Это почти игра: «я знаю, что ты знаешь, что я знаю». Но никто из них двоих пока не собирается признаваться. Игра.
– Другие, – говорит она.
– Хорошо, – беспечно говорит он. – В мои планы тоже не входит быть съеденным.
Отдыхает.
Не стоило… Шельда смотрит на него и пытается понять, как это вышло.
Ее планы… смешно. Нет у нее никаких планов. Так вышло.
Не стоило забирать его домой, проще было добить. В чем же дело?
Все что угодно, но на беспомощного калеку Хёд точно не похож. Он просто пытается жить, используя все, что у него есть, что осталось, не оглядываясь на то, чего лишился. Без страха, без сожалений.
Это невероятно.
А потом, когда время обеда и Тьяден прибегает в дом, Хёд тоже, серьезно и сосредоточенно, шаг за шагом, переставляет свою табуретку ближе к столу. Отыскав на звук и на ощупь, упершись в угол стола, в край, садится, невероятно довольный собой. Совсем недвусмысленно намекая, что он пришел обедать тоже.

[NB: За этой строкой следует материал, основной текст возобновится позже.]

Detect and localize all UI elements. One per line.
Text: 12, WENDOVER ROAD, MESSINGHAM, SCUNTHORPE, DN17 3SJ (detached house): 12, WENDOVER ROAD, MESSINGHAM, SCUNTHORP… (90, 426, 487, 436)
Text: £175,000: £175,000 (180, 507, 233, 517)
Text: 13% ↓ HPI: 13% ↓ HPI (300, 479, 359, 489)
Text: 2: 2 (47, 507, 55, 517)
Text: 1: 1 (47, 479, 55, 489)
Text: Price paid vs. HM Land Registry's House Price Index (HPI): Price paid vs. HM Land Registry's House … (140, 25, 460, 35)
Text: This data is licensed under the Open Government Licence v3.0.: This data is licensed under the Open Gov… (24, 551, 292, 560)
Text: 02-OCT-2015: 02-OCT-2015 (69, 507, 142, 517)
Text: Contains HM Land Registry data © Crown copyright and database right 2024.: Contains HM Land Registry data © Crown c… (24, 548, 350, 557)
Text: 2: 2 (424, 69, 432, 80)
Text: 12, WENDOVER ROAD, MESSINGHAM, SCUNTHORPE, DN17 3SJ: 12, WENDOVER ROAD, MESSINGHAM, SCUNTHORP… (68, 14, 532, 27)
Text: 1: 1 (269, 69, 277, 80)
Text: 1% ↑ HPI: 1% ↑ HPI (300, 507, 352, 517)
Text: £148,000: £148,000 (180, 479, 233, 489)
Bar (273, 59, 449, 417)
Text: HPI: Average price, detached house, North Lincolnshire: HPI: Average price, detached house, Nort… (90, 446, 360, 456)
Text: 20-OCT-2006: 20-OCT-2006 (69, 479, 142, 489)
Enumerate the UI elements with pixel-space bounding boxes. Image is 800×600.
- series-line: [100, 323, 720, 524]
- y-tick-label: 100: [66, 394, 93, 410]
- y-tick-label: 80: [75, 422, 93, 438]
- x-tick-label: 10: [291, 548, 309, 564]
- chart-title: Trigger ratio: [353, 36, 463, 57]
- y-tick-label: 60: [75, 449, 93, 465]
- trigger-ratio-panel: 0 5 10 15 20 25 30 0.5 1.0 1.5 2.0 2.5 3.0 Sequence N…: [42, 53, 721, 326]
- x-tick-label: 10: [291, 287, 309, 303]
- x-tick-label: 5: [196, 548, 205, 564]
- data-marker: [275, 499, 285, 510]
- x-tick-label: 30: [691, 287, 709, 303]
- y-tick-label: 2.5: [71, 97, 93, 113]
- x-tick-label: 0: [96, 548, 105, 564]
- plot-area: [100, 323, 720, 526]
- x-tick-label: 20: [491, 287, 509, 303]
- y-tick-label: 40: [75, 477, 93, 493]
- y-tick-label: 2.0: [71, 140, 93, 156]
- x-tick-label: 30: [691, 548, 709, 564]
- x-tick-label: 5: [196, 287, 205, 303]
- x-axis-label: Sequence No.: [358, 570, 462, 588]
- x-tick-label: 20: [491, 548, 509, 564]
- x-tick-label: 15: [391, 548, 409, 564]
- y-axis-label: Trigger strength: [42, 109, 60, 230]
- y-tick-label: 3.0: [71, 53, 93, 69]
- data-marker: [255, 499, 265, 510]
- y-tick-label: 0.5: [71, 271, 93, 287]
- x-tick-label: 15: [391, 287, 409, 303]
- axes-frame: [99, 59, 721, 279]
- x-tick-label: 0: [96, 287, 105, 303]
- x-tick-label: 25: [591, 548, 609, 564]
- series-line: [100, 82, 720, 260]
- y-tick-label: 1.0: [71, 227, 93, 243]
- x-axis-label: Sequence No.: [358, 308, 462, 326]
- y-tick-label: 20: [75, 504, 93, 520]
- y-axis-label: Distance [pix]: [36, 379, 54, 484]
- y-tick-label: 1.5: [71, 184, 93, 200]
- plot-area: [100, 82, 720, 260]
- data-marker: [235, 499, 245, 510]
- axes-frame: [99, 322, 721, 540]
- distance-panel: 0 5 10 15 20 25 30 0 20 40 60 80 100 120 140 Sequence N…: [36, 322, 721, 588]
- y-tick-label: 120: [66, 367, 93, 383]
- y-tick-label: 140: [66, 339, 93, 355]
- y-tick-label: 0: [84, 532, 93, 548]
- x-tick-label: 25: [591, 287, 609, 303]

– Ого! Ну, ты даешь! – Тьяден радуется его успехам совершенно по-детски. – Дошел! Сам! Шельда, он смог сам! Будешь с нами обедать?!
Ладно, пусть так. Возможно, это правильно.
И Хёду достается большая тарелка горячего рагу с потрохами, ломоть хлеба и два вареных яйца. Надо отдать должное, ест он как благородный лорд – без суеты, не спеша, с достоинством, даже и не скажешь, что голодный. И все же – аккуратно подбирая хлебом остатки рагу из тарелки, до капли, не оставив ничего.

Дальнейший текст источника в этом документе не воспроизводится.